Dans un contexte économique difficile, les occasions d’affaires en rénovation font entrevoir la création de milliers d’emplois « green collar ». Ça ne se fera pas sans difficultés, car c’est également un plus grand défi de standardisation des bonnes pratiques. Et un volume tout simplement immense ! Pour atteindre leurs objectifs, les Britanniques devront compléter sept rénovations éconergétiques à la minute, si l’on considère des semaines de travail régulières. Parions déjà sur des heures supplémentaires à temps double…

Novembre 2012 est la troisième date butoir à retenir : lancement du Green Deal, un nouvel outil du gouvernement en vue de promouvoir la rénovation résidentielle. Les mécanismes complexes de ce programme nous ont fait sourire. Un agent-livreur mandaté par le gouvernement évaluera le potentiel d’efficacité énergétique et avancera le montant des travaux si la rentabilité de l’investissement est intéressante. Le prêt est alors remboursé mensuellement, comme l’hypothèque, sur la base de paiements équivalant aux économies d’énergie attendues selon les modélisations.

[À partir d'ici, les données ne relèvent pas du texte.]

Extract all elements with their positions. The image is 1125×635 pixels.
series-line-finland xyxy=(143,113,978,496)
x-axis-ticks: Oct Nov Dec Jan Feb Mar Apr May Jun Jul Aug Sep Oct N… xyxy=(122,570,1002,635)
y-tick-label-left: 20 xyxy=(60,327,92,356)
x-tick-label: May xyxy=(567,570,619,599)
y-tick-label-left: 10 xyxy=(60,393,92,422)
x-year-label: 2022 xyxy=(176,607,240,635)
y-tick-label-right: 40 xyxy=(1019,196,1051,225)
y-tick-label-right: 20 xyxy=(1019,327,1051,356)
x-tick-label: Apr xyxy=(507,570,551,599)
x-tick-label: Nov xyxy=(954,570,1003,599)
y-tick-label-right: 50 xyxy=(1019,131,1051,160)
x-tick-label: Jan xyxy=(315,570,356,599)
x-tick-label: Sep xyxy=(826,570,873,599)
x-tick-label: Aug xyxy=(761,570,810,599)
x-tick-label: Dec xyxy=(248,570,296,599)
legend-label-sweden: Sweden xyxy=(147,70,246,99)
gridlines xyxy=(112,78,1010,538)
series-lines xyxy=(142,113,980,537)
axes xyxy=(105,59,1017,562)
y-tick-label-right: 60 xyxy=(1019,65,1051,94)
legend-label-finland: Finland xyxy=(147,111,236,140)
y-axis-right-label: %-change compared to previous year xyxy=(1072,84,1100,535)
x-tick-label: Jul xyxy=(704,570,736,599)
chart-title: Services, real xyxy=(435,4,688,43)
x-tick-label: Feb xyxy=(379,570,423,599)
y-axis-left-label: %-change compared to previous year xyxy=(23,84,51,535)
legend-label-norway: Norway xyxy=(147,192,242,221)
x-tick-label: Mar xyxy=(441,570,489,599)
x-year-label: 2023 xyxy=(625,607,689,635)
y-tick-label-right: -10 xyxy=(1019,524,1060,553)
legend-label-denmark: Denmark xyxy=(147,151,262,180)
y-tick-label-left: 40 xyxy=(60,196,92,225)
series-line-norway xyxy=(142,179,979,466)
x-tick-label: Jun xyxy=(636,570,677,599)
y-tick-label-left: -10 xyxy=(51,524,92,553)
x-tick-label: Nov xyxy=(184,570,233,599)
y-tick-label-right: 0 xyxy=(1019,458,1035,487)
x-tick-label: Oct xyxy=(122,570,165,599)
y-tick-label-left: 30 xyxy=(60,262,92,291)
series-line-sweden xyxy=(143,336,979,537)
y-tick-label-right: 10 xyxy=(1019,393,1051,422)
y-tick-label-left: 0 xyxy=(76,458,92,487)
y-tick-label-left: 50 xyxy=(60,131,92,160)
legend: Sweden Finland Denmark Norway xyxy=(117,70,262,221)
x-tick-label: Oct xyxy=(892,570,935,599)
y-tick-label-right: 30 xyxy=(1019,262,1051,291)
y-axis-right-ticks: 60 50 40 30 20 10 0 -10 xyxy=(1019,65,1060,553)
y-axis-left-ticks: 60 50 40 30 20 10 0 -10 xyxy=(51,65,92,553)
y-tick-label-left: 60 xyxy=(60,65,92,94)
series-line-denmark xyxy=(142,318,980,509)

À 21 cents le kW/h, les rendements des investissements ici sont alléchants. On songe à l’exemple d’une maison certifiée PassivHaus qui a récupéré un surcoût de 4 % en six ans environ (pour une construction de type Novoclimat, à laquelle on ajouterait une meilleure fenestration et une orientation optimale). Un mécanisme complexe donc, mais très prometteur ! Si le Green Deal est un succès pour les vieilles maisons anglaises, il s’appliquera probablement au secteur non résidentiel avec des règles adaptées.

Les Britanniques ont du pain sur la planche d’ici 2016 et encore plus pour se rendre à 2050 ! Lorsque les bus à deux étages et les métros se seront vidés des athlètes et touristes olympiques, les lancements de BREEAM Refurbisment et du Green Deal donneront le ton pour les mois à venir. Ce seront autant de signaux forts pour l’industrie de la construction locale, qui devra s’adapter vite et bien pour livrer sa part de réductions de GES. Pour y arriver, les professionnels et donneurs d’ouvrage auront besoin de toutes les innovations et technologies en démonstration à Ecobuild, d’une bonne dose de motivation et de beaucoup d’humour « british ».


[1] L’outil CEEQUAL (www.ceequal.com), lancé en 2003 au Royaume-Uni, évalue et récompense les projets les plus durables de génie civil, de voirie et d’aménagement paysager.